"This’ll get gross.” So says a technician for the Delos Corporation just before he chops at the head of a murdered android, peels back its realistically bloody scalp, cracks open its synthetic skull, and pulls out a piece of fluid-oozing brain-hardware. Westworld is back, everybody!

HBO’s science-fiction thriller returned April 22, picking up where its imaginative but plodding first season left off: The park’s director, Robert Ford (Anthony Hopkins), is dead; his robot creations, the “hosts,” have taken over; and Westworld’s remaining human guests are fleeing for their lives. And the premiere does, indeed, “get gross.” Nearly all of its perfectly composed shots are littered with corpses, and countless additional humans and robots are gruesomely slaughtered over the course of the episode’s 69 minutes, including a child robot who gets shot in the face.

True to Westworld tradition, there’s also plenty of unformed, amorphous philosophizing, mostly from Dolores (Evan Rachel Wood), a formerly gentle host who’s turned violent.
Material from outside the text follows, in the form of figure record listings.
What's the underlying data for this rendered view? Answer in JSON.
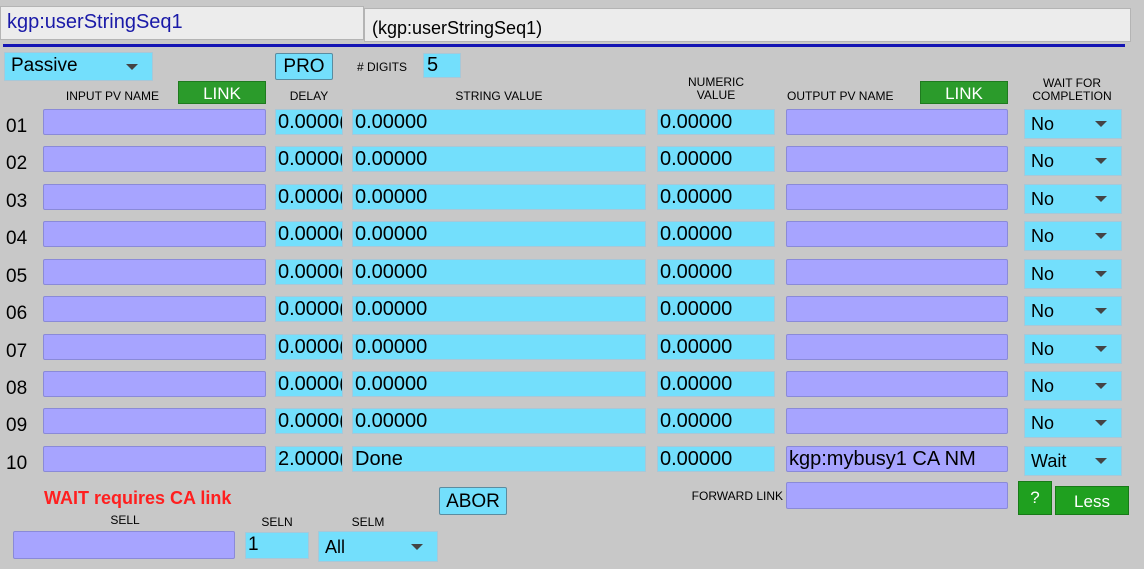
{
  "header": {
    "record_name": "kgp:userStringSeq1",
    "record_desc": "(kgp:userStringSeq1)"
  },
  "controls": {
    "scan": "Passive",
    "proc_label": "PRO",
    "digits_label": "# DIGITS",
    "digits_value": "5"
  },
  "columns": {
    "input_pv": "INPUT PV NAME",
    "input_link": "LINK",
    "delay": "DELAY",
    "string_value": "STRING VALUE",
    "numeric_value_1": "NUMERIC",
    "numeric_value_2": "VALUE",
    "output_pv": "OUTPUT PV NAME",
    "output_link": "LINK",
    "wait_1": "WAIT FOR",
    "wait_2": "COMPLETION"
  },
  "rows": [
    {
      "num": "01",
      "delay": "0.0000(",
      "string": "0.00000",
      "numeric": "0.00000",
      "output_pv": "",
      "wait": "No"
    },
    {
      "num": "02",
      "delay": "0.0000(",
      "string": "0.00000",
      "numeric": "0.00000",
      "output_pv": "",
      "wait": "No"
    },
    {
      "num": "03",
      "delay": "0.0000(",
      "string": "0.00000",
      "numeric": "0.00000",
      "output_pv": "",
      "wait": "No"
    },
    {
      "num": "04",
      "delay": "0.0000(",
      "string": "0.00000",
      "numeric": "0.00000",
      "output_pv": "",
      "wait": "No"
    },
    {
      "num": "05",
      "delay": "0.0000(",
      "string": "0.00000",
      "numeric": "0.00000",
      "output_pv": "",
      "wait": "No"
    },
    {
      "num": "06",
      "delay": "0.0000(",
      "string": "0.00000",
      "numeric": "0.00000",
      "output_pv": "",
      "wait": "No"
    },
    {
      "num": "07",
      "delay": "0.0000(",
      "string": "0.00000",
      "numeric": "0.00000",
      "output_pv": "",
      "wait": "No"
    },
    {
      "num": "08",
      "delay": "0.0000(",
      "string": "0.00000",
      "numeric": "0.00000",
      "output_pv": "",
      "wait": "No"
    },
    {
      "num": "09",
      "delay": "0.0000(",
      "string": "0.00000",
      "numeric": "0.00000",
      "output_pv": "",
      "wait": "No"
    },
    {
      "num": "10",
      "delay": "2.0000(",
      "string": "Done",
      "numeric": "0.00000",
      "output_pv": "kgp:mybusy1 CA NM",
      "wait": "Wait"
    }
  ],
  "footer": {
    "warning": "WAIT requires CA link",
    "abort_label": "ABOR",
    "forward_link_label": "FORWARD LINK",
    "help_label": "?",
    "less_label": "Less",
    "sell_label": "SELL",
    "seln_label": "SELN",
    "seln_value": "1",
    "selm_label": "SELM",
    "selm_value": "All"
  },
  "colors": {
    "background": "#c8c8c8",
    "cyan": "#73dffc",
    "pv_purple": "#a7a4ff",
    "link_green": "#2b9b2b",
    "warning_red": "#ff1f1f",
    "title_blue": "#1a1aa8"
  }
}
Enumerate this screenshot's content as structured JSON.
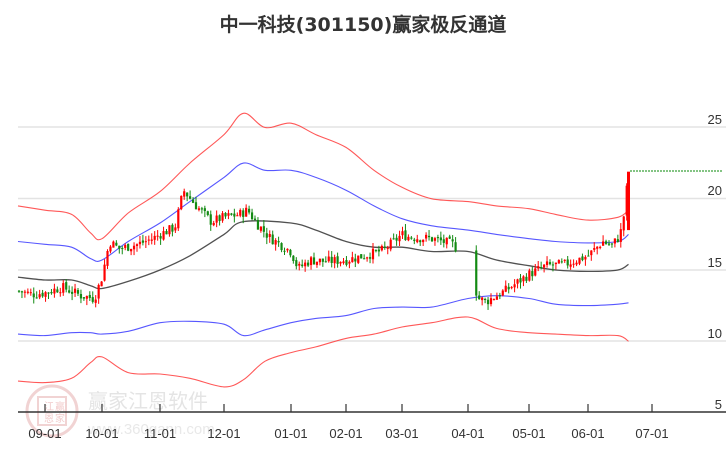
{
  "title": "中一科技(301150)赢家极反通道",
  "watermark": {
    "name": "赢家江恩软件",
    "url": "www.360gann.com",
    "seal_chars": [
      "江",
      "赢",
      "恩",
      "家"
    ]
  },
  "colors": {
    "outer_band": "#ff3b3b",
    "inner_band": "#3a3aff",
    "middle_line": "#333333",
    "up_candle": "#ff0000",
    "down_candle": "#138a13",
    "last_price_line": "#0a8a0a",
    "grid": "#e3e3e3"
  },
  "chart_data": {
    "type": "candlestick",
    "title": "中一科技(301150)赢家极反通道",
    "xlabel": "",
    "ylabel": "",
    "ylim": [
      5,
      27
    ],
    "yticks": [
      25,
      20,
      15,
      10,
      5
    ],
    "xticks": [
      "09-01",
      "10-01",
      "11-01",
      "12-01",
      "01-01",
      "02-01",
      "03-01",
      "04-01",
      "05-01",
      "06-01",
      "07-01"
    ],
    "grid": true,
    "legend": null,
    "last_close": 21.9,
    "series": [
      {
        "name": "upper_outer_band",
        "color": "red",
        "points": [
          [
            "08-15",
            19.5
          ],
          [
            "09-01",
            19.2
          ],
          [
            "09-15",
            18.9
          ],
          [
            "09-25",
            17.6
          ],
          [
            "10-01",
            17.2
          ],
          [
            "10-15",
            19.0
          ],
          [
            "11-01",
            20.5
          ],
          [
            "11-15",
            22.5
          ],
          [
            "12-01",
            24.5
          ],
          [
            "12-10",
            26.0
          ],
          [
            "12-20",
            25.0
          ],
          [
            "01-01",
            25.3
          ],
          [
            "01-15",
            24.5
          ],
          [
            "02-01",
            23.6
          ],
          [
            "02-15",
            22.0
          ],
          [
            "03-01",
            20.8
          ],
          [
            "03-15",
            20.0
          ],
          [
            "04-01",
            19.8
          ],
          [
            "04-15",
            19.5
          ],
          [
            "05-01",
            19.3
          ],
          [
            "05-15",
            18.9
          ],
          [
            "06-01",
            18.5
          ],
          [
            "06-15",
            18.7
          ],
          [
            "06-20",
            19.2
          ]
        ]
      },
      {
        "name": "upper_inner_band",
        "color": "blue",
        "points": [
          [
            "08-15",
            17.0
          ],
          [
            "09-01",
            16.8
          ],
          [
            "09-15",
            16.6
          ],
          [
            "09-25",
            15.8
          ],
          [
            "10-01",
            15.7
          ],
          [
            "10-15",
            17.0
          ],
          [
            "11-01",
            18.3
          ],
          [
            "11-15",
            19.8
          ],
          [
            "12-01",
            21.5
          ],
          [
            "12-10",
            22.5
          ],
          [
            "12-20",
            22.0
          ],
          [
            "01-01",
            22.0
          ],
          [
            "01-15",
            21.5
          ],
          [
            "02-01",
            20.6
          ],
          [
            "02-15",
            19.5
          ],
          [
            "03-01",
            18.6
          ],
          [
            "03-15",
            18.1
          ],
          [
            "04-01",
            17.8
          ],
          [
            "04-15",
            17.5
          ],
          [
            "05-01",
            17.2
          ],
          [
            "05-15",
            17.0
          ],
          [
            "06-01",
            16.9
          ],
          [
            "06-15",
            17.0
          ],
          [
            "06-20",
            17.5
          ]
        ]
      },
      {
        "name": "middle_line",
        "color": "black",
        "points": [
          [
            "08-15",
            14.5
          ],
          [
            "09-01",
            14.3
          ],
          [
            "09-15",
            14.3
          ],
          [
            "09-25",
            13.9
          ],
          [
            "10-01",
            13.7
          ],
          [
            "10-15",
            14.2
          ],
          [
            "11-01",
            15.0
          ],
          [
            "11-15",
            16.0
          ],
          [
            "12-01",
            17.5
          ],
          [
            "12-10",
            18.4
          ],
          [
            "01-01",
            18.3
          ],
          [
            "01-15",
            17.8
          ],
          [
            "02-01",
            17.0
          ],
          [
            "02-15",
            16.6
          ],
          [
            "03-01",
            16.6
          ],
          [
            "03-15",
            16.3
          ],
          [
            "04-01",
            16.3
          ],
          [
            "04-15",
            15.7
          ],
          [
            "05-01",
            15.3
          ],
          [
            "05-15",
            15.0
          ],
          [
            "06-01",
            14.9
          ],
          [
            "06-15",
            15.0
          ],
          [
            "06-20",
            15.4
          ]
        ]
      },
      {
        "name": "lower_inner_band",
        "color": "blue",
        "points": [
          [
            "08-15",
            10.5
          ],
          [
            "09-01",
            10.4
          ],
          [
            "09-15",
            10.6
          ],
          [
            "09-25",
            10.6
          ],
          [
            "10-01",
            10.5
          ],
          [
            "10-15",
            10.7
          ],
          [
            "11-01",
            11.3
          ],
          [
            "11-15",
            11.4
          ],
          [
            "12-01",
            11.2
          ],
          [
            "12-10",
            10.4
          ],
          [
            "12-20",
            10.8
          ],
          [
            "01-01",
            11.3
          ],
          [
            "01-15",
            11.6
          ],
          [
            "02-01",
            11.8
          ],
          [
            "02-15",
            12.3
          ],
          [
            "03-01",
            12.4
          ],
          [
            "03-15",
            12.4
          ],
          [
            "04-01",
            13.0
          ],
          [
            "04-15",
            13.2
          ],
          [
            "05-01",
            13.0
          ],
          [
            "05-15",
            12.6
          ],
          [
            "06-01",
            12.5
          ],
          [
            "06-15",
            12.6
          ],
          [
            "06-20",
            12.7
          ]
        ]
      },
      {
        "name": "lower_outer_band",
        "color": "red",
        "points": [
          [
            "08-15",
            7.2
          ],
          [
            "09-01",
            7.1
          ],
          [
            "09-15",
            7.4
          ],
          [
            "09-25",
            8.5
          ],
          [
            "10-01",
            8.9
          ],
          [
            "10-15",
            7.8
          ],
          [
            "11-01",
            7.7
          ],
          [
            "11-15",
            7.4
          ],
          [
            "12-01",
            6.8
          ],
          [
            "12-10",
            7.3
          ],
          [
            "12-20",
            8.6
          ],
          [
            "01-01",
            9.2
          ],
          [
            "01-15",
            9.6
          ],
          [
            "02-01",
            10.2
          ],
          [
            "02-15",
            10.5
          ],
          [
            "03-01",
            11.0
          ],
          [
            "03-15",
            11.3
          ],
          [
            "04-01",
            11.7
          ],
          [
            "04-15",
            10.9
          ],
          [
            "05-01",
            10.6
          ],
          [
            "05-15",
            10.5
          ],
          [
            "06-01",
            10.4
          ],
          [
            "06-15",
            10.4
          ],
          [
            "06-20",
            10.0
          ]
        ]
      }
    ],
    "ohlc_summary": {
      "start_price": 13.5,
      "oct_spike_high": 20.4,
      "nov_high": 21.6,
      "feb_low": 15.0,
      "mar_high": 17.8,
      "apr_gap_low": 12.0,
      "jun_end_close": 21.9
    }
  }
}
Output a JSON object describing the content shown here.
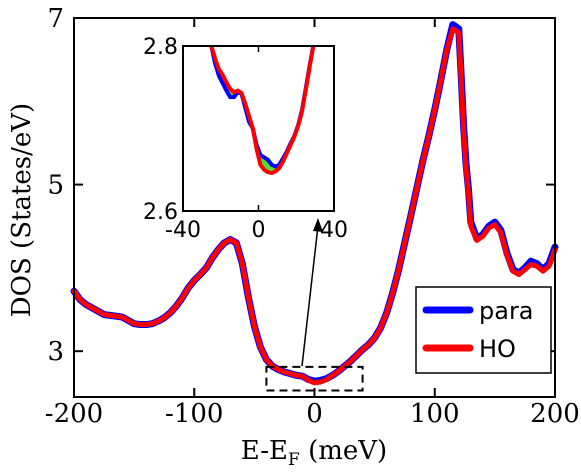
{
  "chart_data": [
    {
      "panel": "main",
      "type": "line",
      "title": "",
      "xlabel_main": "E-E",
      "xlabel_sub": "F",
      "xlabel_unit": " (meV)",
      "ylabel": "DOS (States/eV)",
      "xlim": [
        -200,
        200
      ],
      "ylim": [
        2.45,
        7
      ],
      "xticks": [
        -200,
        -100,
        0,
        100,
        200
      ],
      "xtick_labels": [
        "-200",
        "-100",
        "0",
        "100",
        "200"
      ],
      "yticks": [
        3,
        5,
        7
      ],
      "ytick_labels": [
        "3",
        "5",
        "7"
      ],
      "grid": false,
      "legend_position": "bottom-right",
      "series": [
        {
          "name": "para",
          "color": "#0000ff",
          "x": [
            -200,
            -195,
            -190,
            -185,
            -180,
            -175,
            -170,
            -165,
            -160,
            -155,
            -150,
            -145,
            -140,
            -135,
            -130,
            -125,
            -120,
            -115,
            -110,
            -105,
            -100,
            -95,
            -90,
            -85,
            -80,
            -75,
            -70,
            -65,
            -60,
            -55,
            -50,
            -45,
            -40,
            -35,
            -30,
            -25,
            -20,
            -15,
            -10,
            -5,
            0,
            5,
            10,
            15,
            20,
            25,
            30,
            35,
            40,
            45,
            50,
            55,
            60,
            65,
            70,
            75,
            80,
            85,
            90,
            95,
            100,
            105,
            110,
            115,
            120,
            122,
            124,
            126,
            128,
            130,
            135,
            140,
            145,
            150,
            155,
            160,
            165,
            170,
            175,
            180,
            185,
            190,
            195,
            200
          ],
          "y": [
            3.72,
            3.62,
            3.56,
            3.52,
            3.48,
            3.44,
            3.43,
            3.42,
            3.41,
            3.37,
            3.33,
            3.32,
            3.32,
            3.33,
            3.36,
            3.4,
            3.46,
            3.54,
            3.64,
            3.76,
            3.85,
            3.92,
            4.0,
            4.12,
            4.22,
            4.3,
            4.34,
            4.3,
            4.05,
            3.65,
            3.3,
            3.05,
            2.9,
            2.82,
            2.78,
            2.75,
            2.73,
            2.71,
            2.7,
            2.66,
            2.64,
            2.65,
            2.67,
            2.71,
            2.76,
            2.82,
            2.88,
            2.95,
            3.02,
            3.08,
            3.16,
            3.28,
            3.46,
            3.7,
            3.98,
            4.3,
            4.62,
            4.95,
            5.28,
            5.58,
            5.9,
            6.25,
            6.62,
            6.92,
            6.87,
            6.3,
            5.7,
            5.25,
            4.95,
            4.55,
            4.35,
            4.4,
            4.5,
            4.55,
            4.45,
            4.18,
            3.98,
            3.94,
            4.0,
            4.08,
            4.05,
            3.98,
            4.05,
            4.25
          ]
        },
        {
          "name": "HO",
          "color": "#ff0000",
          "x": [
            -200,
            -195,
            -190,
            -185,
            -180,
            -175,
            -170,
            -165,
            -160,
            -155,
            -150,
            -145,
            -140,
            -135,
            -130,
            -125,
            -120,
            -115,
            -110,
            -105,
            -100,
            -95,
            -90,
            -85,
            -80,
            -75,
            -70,
            -65,
            -60,
            -55,
            -50,
            -45,
            -40,
            -35,
            -30,
            -25,
            -20,
            -15,
            -10,
            -5,
            0,
            5,
            10,
            15,
            20,
            25,
            30,
            35,
            40,
            45,
            50,
            55,
            60,
            65,
            70,
            75,
            80,
            85,
            90,
            95,
            100,
            105,
            110,
            115,
            120,
            122,
            124,
            126,
            128,
            130,
            135,
            140,
            145,
            150,
            155,
            160,
            165,
            170,
            175,
            180,
            185,
            190,
            195,
            200
          ],
          "y": [
            3.72,
            3.62,
            3.56,
            3.52,
            3.48,
            3.44,
            3.43,
            3.42,
            3.41,
            3.37,
            3.33,
            3.32,
            3.32,
            3.33,
            3.36,
            3.4,
            3.46,
            3.54,
            3.64,
            3.76,
            3.85,
            3.92,
            4.0,
            4.12,
            4.22,
            4.3,
            4.34,
            4.3,
            4.05,
            3.65,
            3.3,
            3.05,
            2.9,
            2.82,
            2.78,
            2.75,
            2.73,
            2.71,
            2.7,
            2.65,
            2.62,
            2.63,
            2.66,
            2.71,
            2.76,
            2.82,
            2.88,
            2.95,
            3.02,
            3.08,
            3.16,
            3.28,
            3.46,
            3.7,
            3.98,
            4.3,
            4.62,
            4.95,
            5.28,
            5.58,
            5.9,
            6.25,
            6.62,
            6.87,
            6.82,
            6.25,
            5.65,
            5.2,
            4.9,
            4.5,
            4.33,
            4.38,
            4.48,
            4.52,
            4.42,
            4.15,
            3.96,
            3.92,
            3.98,
            4.04,
            4.02,
            3.96,
            4.02,
            4.22
          ]
        }
      ],
      "annotation": {
        "type": "dashed-box",
        "x_range": [
          -40,
          40
        ],
        "y_range": [
          2.6,
          2.8
        ]
      }
    },
    {
      "panel": "inset",
      "type": "line",
      "title": "",
      "xlim": [
        -40,
        40
      ],
      "ylim": [
        2.6,
        2.8
      ],
      "xticks": [
        -40,
        0,
        40
      ],
      "xtick_labels": [
        "-40",
        "0",
        "40"
      ],
      "yticks": [
        2.6,
        2.8
      ],
      "ytick_labels": [
        "2.6",
        "2.8"
      ],
      "fill_between_color": "#55dd33",
      "series": [
        {
          "name": "para",
          "color": "#0000ff",
          "x": [
            -25,
            -23,
            -21,
            -19,
            -17,
            -15,
            -13,
            -11,
            -9,
            -7,
            -5,
            -3,
            -1,
            1,
            3,
            5,
            7,
            9,
            11,
            13,
            15,
            17,
            19,
            21,
            23,
            25,
            27,
            29
          ],
          "y": [
            2.8,
            2.779,
            2.764,
            2.755,
            2.746,
            2.738,
            2.738,
            2.744,
            2.742,
            2.725,
            2.708,
            2.7,
            2.68,
            2.668,
            2.665,
            2.662,
            2.656,
            2.654,
            2.656,
            2.664,
            2.672,
            2.682,
            2.691,
            2.704,
            2.722,
            2.748,
            2.775,
            2.8
          ]
        },
        {
          "name": "HO",
          "color": "#ff0000",
          "x": [
            -25,
            -23,
            -21,
            -19,
            -17,
            -15,
            -13,
            -11,
            -9,
            -7,
            -5,
            -3,
            -1,
            1,
            3,
            5,
            7,
            9,
            11,
            13,
            15,
            17,
            19,
            21,
            23,
            25,
            27,
            29
          ],
          "y": [
            2.8,
            2.785,
            2.772,
            2.765,
            2.756,
            2.748,
            2.744,
            2.746,
            2.743,
            2.73,
            2.715,
            2.7,
            2.675,
            2.656,
            2.65,
            2.647,
            2.646,
            2.648,
            2.652,
            2.66,
            2.67,
            2.68,
            2.69,
            2.703,
            2.72,
            2.746,
            2.773,
            2.8
          ]
        }
      ]
    }
  ],
  "legend": {
    "items": [
      {
        "label": "para",
        "color": "#0000ff"
      },
      {
        "label": "HO",
        "color": "#ff0000"
      }
    ]
  }
}
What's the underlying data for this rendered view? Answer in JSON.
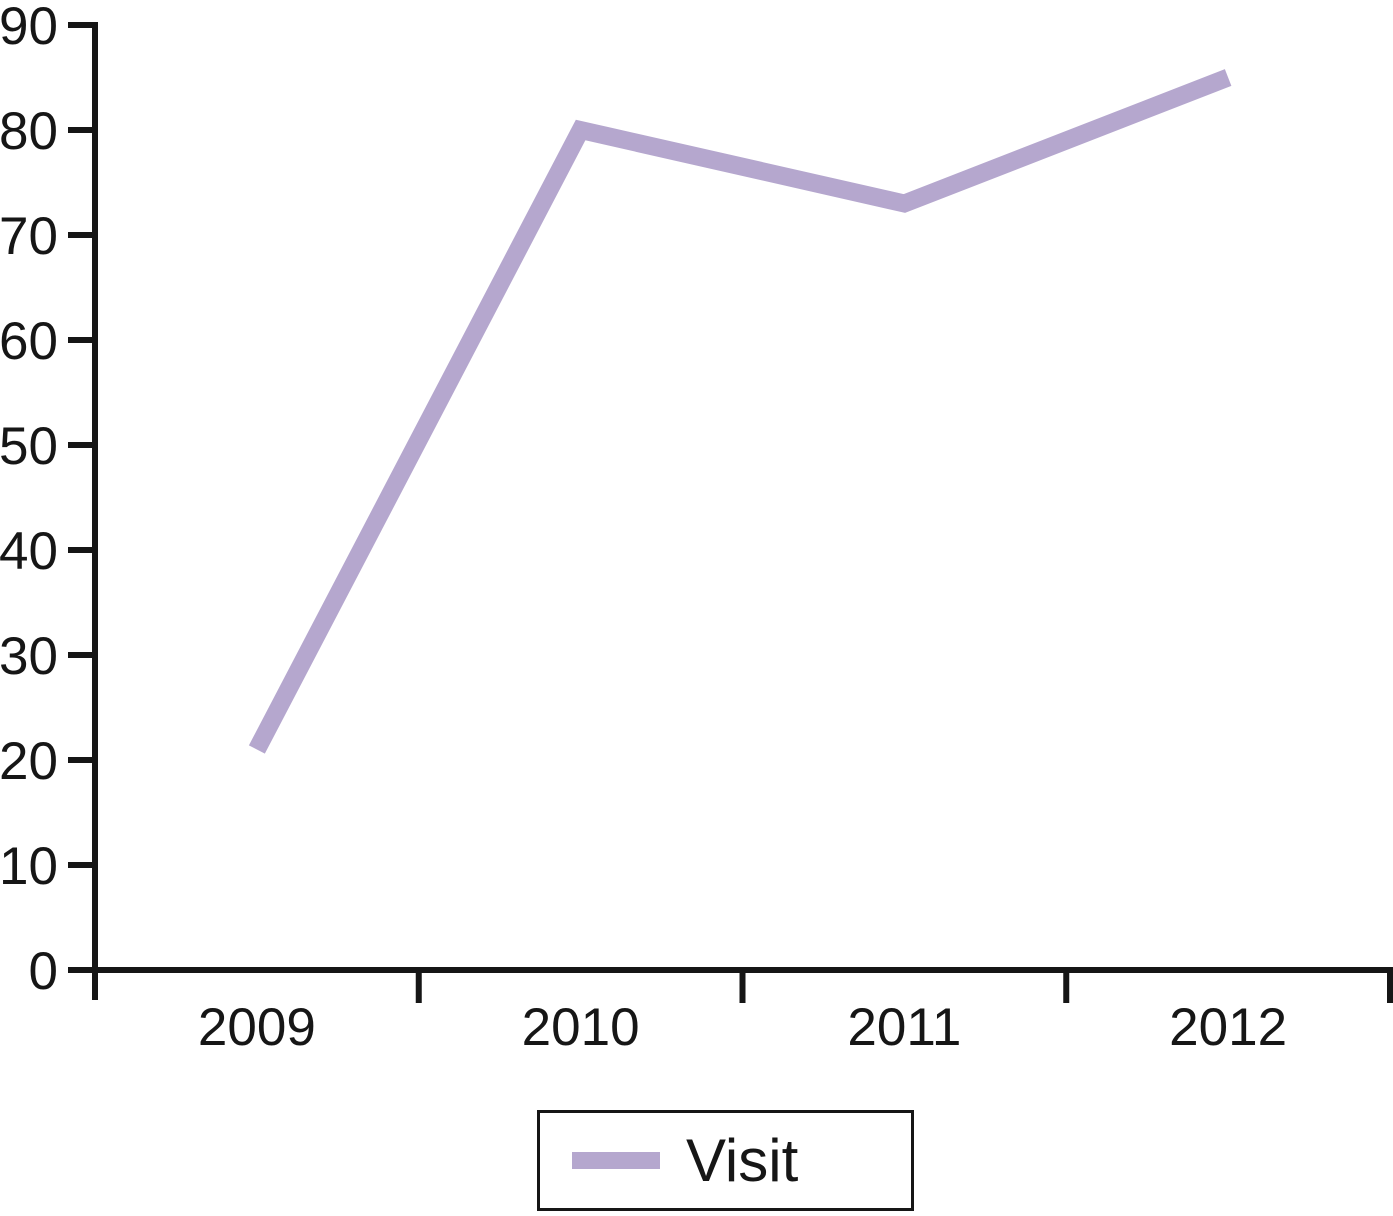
{
  "chart_data": {
    "type": "line",
    "title": "",
    "xlabel": "",
    "ylabel": "",
    "categories": [
      "2009",
      "2010",
      "2011",
      "2012"
    ],
    "series": [
      {
        "name": "Visit",
        "values": [
          21,
          80,
          73,
          85
        ],
        "color": "#b5a7ce"
      }
    ],
    "ylim": [
      0,
      90
    ],
    "yticks": [
      0,
      10,
      20,
      30,
      40,
      50,
      60,
      70,
      80,
      90
    ],
    "grid": false,
    "legend_position": "bottom-center",
    "axis_color": "#161616",
    "tick_style": "outward",
    "x_tick_placement": "between-categories"
  },
  "legend": {
    "label": "Visit",
    "swatch_color": "#b5a7ce"
  }
}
Dolores is meant to be enigmatic, but she’s mostly an irritant, largely due to Wood’s failure to convincingly behave as either a robot or a human.

There are also several timeline jumps, particularly when we follow host Bernard (Jeffrey Wright). Bernard’s another of the show’s frustratingly mysterious characters—we never know his motivations, and apparently neither does he—but his plotlines reveal the most important details about the nature of the show’s world and what’s to come.

For all its gratuitous violence, inchoate frosh-class philosophy, and confusing chronology, Sunday’s season premiere also revealed intriguing new developments—and in the coming weeks, more than a few good twists await (the Mercury was able to preview the first five episodes of season two).

In one of Bernard’s timelines, taking place two weeks after the robot uprising, he’s found on a beach by a Delos security team. We learn, in passing, that Westworld and its neighboring parks—including Shogun World, which we’ll see later in the season—are located on a large island that Delos has leased from the Chinese government.

We also see Bernard two weeks prior, when he and Charlotte Hale (Tessa Thompson) take refuge from the rampaging hosts inside a secret Delos facility, where creepy “drone hosts” have been capturing guests’ DNA and recording their experiences. (All that’s missing is a Cambridge Analytica logo on the wall.) Without giving too much away, this seems like it’ll be a major element of the show’s second season; in later episodes, we also learn Delos has continued its efforts to create hosts based on actual humans—much as Ford did with Bernard, who was built to emulate Ford’s dead business partner, Arnold.

Speaking of Ford, we see the child-robot version of the character encounter the Man in Black (Ed Harris), the season-one villain. Child-Ford suggests the hosts’ rebellion was entirely by design, and that the Man in Black has a new game to play in the park—to find the way out. Okay, then.

But so far, the season’s best plotline belongs to Maeve (Thandie Newton), the brothel madam who gained access to memories of her murdered daughter in season one and is now hell-bent on getting her child back, blasting any human or host who gets in her way. The show’s also revived its most awful character, the park’s narrative director Lee Sizemore (Simon Quarterman), and paired his drunken, British, hissy-fitting ass with Maeve. Surprisingly, the two work wonderfully together: Maeve cuts Lee down to size, and Lee provides a meta-commentary on the characters and storylines they encounter. Their path leads to a place I expect the show’s fans are most eager to go.

So despite carrying over the flaws of its first season—mushy exposition and an exhausting backdrop of genuinely upsetting violence—Westworld is beginning to deliver things a sustainable TV show needs, such as a slightly more episodic structure and actual, well-defined characters. Both Maeve and the Man in Black are much less nebulous than in the first season, and are subsequently far more interesting to watch. I don’t think the show will quite manage to do the same with Dolores and Bernard, but with the addition of several new characters, there’s still enough here to keep you tuned in for the next nine Sundays.